La formación nacionalista afirma que la cobertura ordinaria se redujo un 37% desde 2004 al pasar de 24 a 15 efectivos
Xabier P. Igrexas advierte de que la decisión compromete la seguridad de los bomberos y de la ciudadanía
El Bloque Nacionalista Galego de Vigo alertó este jueves de un supuesto recorte del mínimo de bomberos por jornada en la ciudad, que atribuye al Gobierno municipal de Abel Caballero. La formación denuncia que una “instrucción clandestina” reduce la cobertura ordinaria del servicio un 37% respecto a 2004, al pasar de 24 efectivos a 15.
El portavoz municipal del BNG, Xabier P. Igrexas, realizó estas declaraciones tras mantener una reunión con representantes sindicales de la CIG y la CUT. Según explicó, la decisión fue adoptada sin negociación colectiva con el personal del servicio.
“Exigimos la rectificación inmediata de esta política temeraria, que insiste en mantener una insuficiencia estructural en un servicio esencial, porque Vigo sin bomberos no es segura”, defendió Igrexas.
Según el BNG, la instrucción fue firmada por el subjefe de bomberos y por el jefe de Seguridad, pero no cuenta con la firma de la concejala delegada, Patricia Rodríguez Calviño, ni fue sometida a acuerdo en la Xunta de Goberno Local ni con el resto de grupos de la Corporación municipal.
La formación nacionalista sostiene que el nuevo mínimo queda fijado en 15 efectivos en jornadas ordinarias y en 12 en coberturas de contingencia. Igrexas recordó que el propio jefe del servicio, en un informe de 2024, situaba el mínimo operativo en 20 bomberos y entre 22 y 23 el número óptimo para atender el servicio.
“Esta decisión injustificable instala el servicio en la precariedad permanente”, reprochó el portavoz del BNG, que advirtió de que esta reducción puede afectar a la capacidad de respuesta ante situaciones de emergencia y “comprometer la seguridad de los bomberos y de la propia ciudadanía viguesa”.
Críticas a la situación del servicio
El BNG considera que esta medida busca evitar el cierre de uno de los dos parques de bomberos de la ciudad, una situación que, según la formación, se ha repetido durante los últimos años. Igrexas señaló que la nueva cobertura permitiría mantener abierto un parque con un telefonista y un bombero.
El portavoz nacionalista también vinculó la situación actual con los incumplimientos en materia de prevención de riesgos laborales que, según indicó, fueron objeto de sentencias judiciales contra el Concello.
Además, Igrexas afirmó que este recorte evidencia el “fracaso” del denominado programa de refuerzos, aprobado por el Gobierno local ante la falta de efectivos. Según el BNG, durante el mes de junio de este año, la mitad de las jornadas el servicio contó con menos de los 15 efectivos que ahora se establecen como mínimo.

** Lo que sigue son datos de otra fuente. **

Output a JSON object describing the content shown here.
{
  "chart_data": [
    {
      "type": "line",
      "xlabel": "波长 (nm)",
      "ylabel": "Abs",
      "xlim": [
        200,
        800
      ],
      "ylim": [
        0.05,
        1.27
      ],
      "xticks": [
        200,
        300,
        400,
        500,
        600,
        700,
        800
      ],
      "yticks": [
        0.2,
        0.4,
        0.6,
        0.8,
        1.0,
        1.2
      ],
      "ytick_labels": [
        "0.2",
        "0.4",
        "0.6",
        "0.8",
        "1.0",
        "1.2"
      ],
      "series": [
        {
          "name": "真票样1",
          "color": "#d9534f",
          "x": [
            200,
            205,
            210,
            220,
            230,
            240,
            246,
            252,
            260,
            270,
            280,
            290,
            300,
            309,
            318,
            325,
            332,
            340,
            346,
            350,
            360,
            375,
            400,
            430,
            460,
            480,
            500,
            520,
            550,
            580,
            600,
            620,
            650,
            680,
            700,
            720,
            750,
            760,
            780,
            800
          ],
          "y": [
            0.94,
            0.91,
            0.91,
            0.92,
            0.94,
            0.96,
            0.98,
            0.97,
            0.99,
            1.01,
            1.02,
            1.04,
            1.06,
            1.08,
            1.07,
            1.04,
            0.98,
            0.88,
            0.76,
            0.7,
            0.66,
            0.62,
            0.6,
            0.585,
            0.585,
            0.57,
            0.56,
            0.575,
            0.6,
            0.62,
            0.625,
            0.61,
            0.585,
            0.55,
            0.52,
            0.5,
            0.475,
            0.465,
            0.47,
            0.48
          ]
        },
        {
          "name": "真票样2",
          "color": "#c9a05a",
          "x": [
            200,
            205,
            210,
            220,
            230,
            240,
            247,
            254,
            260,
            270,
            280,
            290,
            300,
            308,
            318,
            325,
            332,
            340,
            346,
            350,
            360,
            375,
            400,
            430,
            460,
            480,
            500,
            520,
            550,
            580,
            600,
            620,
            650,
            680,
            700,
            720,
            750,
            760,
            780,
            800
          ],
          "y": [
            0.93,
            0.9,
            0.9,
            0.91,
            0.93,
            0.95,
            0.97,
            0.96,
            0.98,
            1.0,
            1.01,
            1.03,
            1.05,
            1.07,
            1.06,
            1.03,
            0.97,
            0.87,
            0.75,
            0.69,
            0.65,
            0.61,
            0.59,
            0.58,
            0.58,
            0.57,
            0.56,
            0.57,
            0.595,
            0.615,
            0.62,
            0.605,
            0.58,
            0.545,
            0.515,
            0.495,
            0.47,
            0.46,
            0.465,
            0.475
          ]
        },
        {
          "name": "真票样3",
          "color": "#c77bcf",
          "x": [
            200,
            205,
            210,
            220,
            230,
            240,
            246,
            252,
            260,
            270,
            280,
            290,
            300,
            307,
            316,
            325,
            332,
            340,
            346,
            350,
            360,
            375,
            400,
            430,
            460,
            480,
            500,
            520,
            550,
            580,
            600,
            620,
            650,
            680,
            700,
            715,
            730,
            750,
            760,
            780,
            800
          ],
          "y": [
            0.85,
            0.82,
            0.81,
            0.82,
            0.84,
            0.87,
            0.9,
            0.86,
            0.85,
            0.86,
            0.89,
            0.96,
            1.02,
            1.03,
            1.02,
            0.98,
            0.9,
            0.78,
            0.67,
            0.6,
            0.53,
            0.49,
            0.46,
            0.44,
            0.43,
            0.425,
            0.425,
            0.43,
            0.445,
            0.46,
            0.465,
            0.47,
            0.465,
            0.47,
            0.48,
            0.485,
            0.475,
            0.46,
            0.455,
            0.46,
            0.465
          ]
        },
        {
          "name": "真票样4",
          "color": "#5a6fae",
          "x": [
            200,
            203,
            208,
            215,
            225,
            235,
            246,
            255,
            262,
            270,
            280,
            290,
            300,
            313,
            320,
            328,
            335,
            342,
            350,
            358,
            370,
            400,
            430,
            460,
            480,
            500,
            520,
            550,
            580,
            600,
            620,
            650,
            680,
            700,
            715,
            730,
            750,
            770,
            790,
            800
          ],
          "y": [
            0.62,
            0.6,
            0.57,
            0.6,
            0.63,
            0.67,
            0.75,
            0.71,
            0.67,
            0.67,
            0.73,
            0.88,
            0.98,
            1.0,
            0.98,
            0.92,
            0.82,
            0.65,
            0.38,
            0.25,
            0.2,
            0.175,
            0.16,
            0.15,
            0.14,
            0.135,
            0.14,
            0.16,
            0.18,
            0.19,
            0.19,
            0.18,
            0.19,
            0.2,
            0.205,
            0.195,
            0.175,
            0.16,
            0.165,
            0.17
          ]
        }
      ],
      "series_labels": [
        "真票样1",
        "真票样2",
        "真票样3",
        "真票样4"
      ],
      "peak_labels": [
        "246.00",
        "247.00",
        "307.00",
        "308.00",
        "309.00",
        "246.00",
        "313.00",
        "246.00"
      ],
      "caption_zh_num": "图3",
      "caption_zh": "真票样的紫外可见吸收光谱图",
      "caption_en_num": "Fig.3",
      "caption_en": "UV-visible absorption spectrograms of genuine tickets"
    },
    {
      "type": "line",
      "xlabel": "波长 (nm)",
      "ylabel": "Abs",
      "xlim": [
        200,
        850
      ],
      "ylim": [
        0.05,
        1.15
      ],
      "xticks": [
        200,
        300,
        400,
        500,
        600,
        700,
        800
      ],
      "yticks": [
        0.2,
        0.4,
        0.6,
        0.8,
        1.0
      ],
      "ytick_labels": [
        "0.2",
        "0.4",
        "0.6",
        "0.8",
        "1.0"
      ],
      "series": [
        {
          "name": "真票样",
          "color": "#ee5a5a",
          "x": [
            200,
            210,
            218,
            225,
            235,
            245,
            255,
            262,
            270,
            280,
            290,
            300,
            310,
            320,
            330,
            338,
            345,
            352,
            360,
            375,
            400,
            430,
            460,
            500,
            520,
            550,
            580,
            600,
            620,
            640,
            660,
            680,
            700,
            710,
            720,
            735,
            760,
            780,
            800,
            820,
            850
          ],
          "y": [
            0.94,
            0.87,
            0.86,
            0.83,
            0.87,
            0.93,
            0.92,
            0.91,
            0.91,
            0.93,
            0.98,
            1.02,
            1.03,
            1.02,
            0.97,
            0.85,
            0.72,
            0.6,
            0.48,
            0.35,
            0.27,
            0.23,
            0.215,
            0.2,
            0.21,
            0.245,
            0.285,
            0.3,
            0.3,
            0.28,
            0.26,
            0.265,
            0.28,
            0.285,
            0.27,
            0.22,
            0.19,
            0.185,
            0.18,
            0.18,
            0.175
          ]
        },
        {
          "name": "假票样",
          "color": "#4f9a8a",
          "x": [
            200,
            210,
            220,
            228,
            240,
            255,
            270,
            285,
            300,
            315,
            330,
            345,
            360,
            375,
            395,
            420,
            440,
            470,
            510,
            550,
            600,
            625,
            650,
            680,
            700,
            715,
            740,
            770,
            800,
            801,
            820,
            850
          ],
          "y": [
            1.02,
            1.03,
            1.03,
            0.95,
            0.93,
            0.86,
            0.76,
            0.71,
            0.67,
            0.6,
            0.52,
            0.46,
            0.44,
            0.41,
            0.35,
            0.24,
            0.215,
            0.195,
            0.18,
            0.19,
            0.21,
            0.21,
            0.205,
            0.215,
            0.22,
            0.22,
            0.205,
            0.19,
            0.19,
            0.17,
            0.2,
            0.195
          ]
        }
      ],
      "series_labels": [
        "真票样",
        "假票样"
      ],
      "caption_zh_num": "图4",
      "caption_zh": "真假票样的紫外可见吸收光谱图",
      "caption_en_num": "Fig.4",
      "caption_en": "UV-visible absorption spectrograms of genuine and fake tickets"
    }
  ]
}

La formación nacionalista lamentó que el Gobierno municipal no haya corregido la “insuficiencia estructural” del servicio. Según sus datos, de las 162 plazas de bomberos existentes, actualmente solo están garantizadas 89, por lo que el 45% de las plazas estarían sin cubrir.
Advertencias sindicales
El delegado de la sección sindical de la CIG en el servicio, Manuel Lopes, afirmó que la instrucción busca “gestionar la precariedad crónica” que, según señaló, padecen los bomberos desde hace años. “No se debe a circunstancias excepcionales”, aclaró.
Lopes calificó la situación actual como un “cóctel molotov” al entender que se deriva la responsabilidad en los propios bomberos cuando, según explicó, no se están cumpliendo los protocolos para garantizar el número necesario de efectivos.
“Estamos hablando de vidas humanas, con una decisión que puede tener consecuencias graves”, alertó el representante sindical, que acusó al Gobierno municipal de actuar “con temeridad” en relación con la seguridad de la ciudadanía.
En la misma línea, el representante de la sección sindical de la CUT, Denís Guerra, calificó de “especialmente crítica” la situación actual del servicio. A su juicio, el Gobierno local mantiene a los bomberos con un “mínimo histórico de efectivos y dotaciones incompletas”, lo que, según advirtió, pone en “grave riesgo” al propio personal y a la ciudadanía viguesa.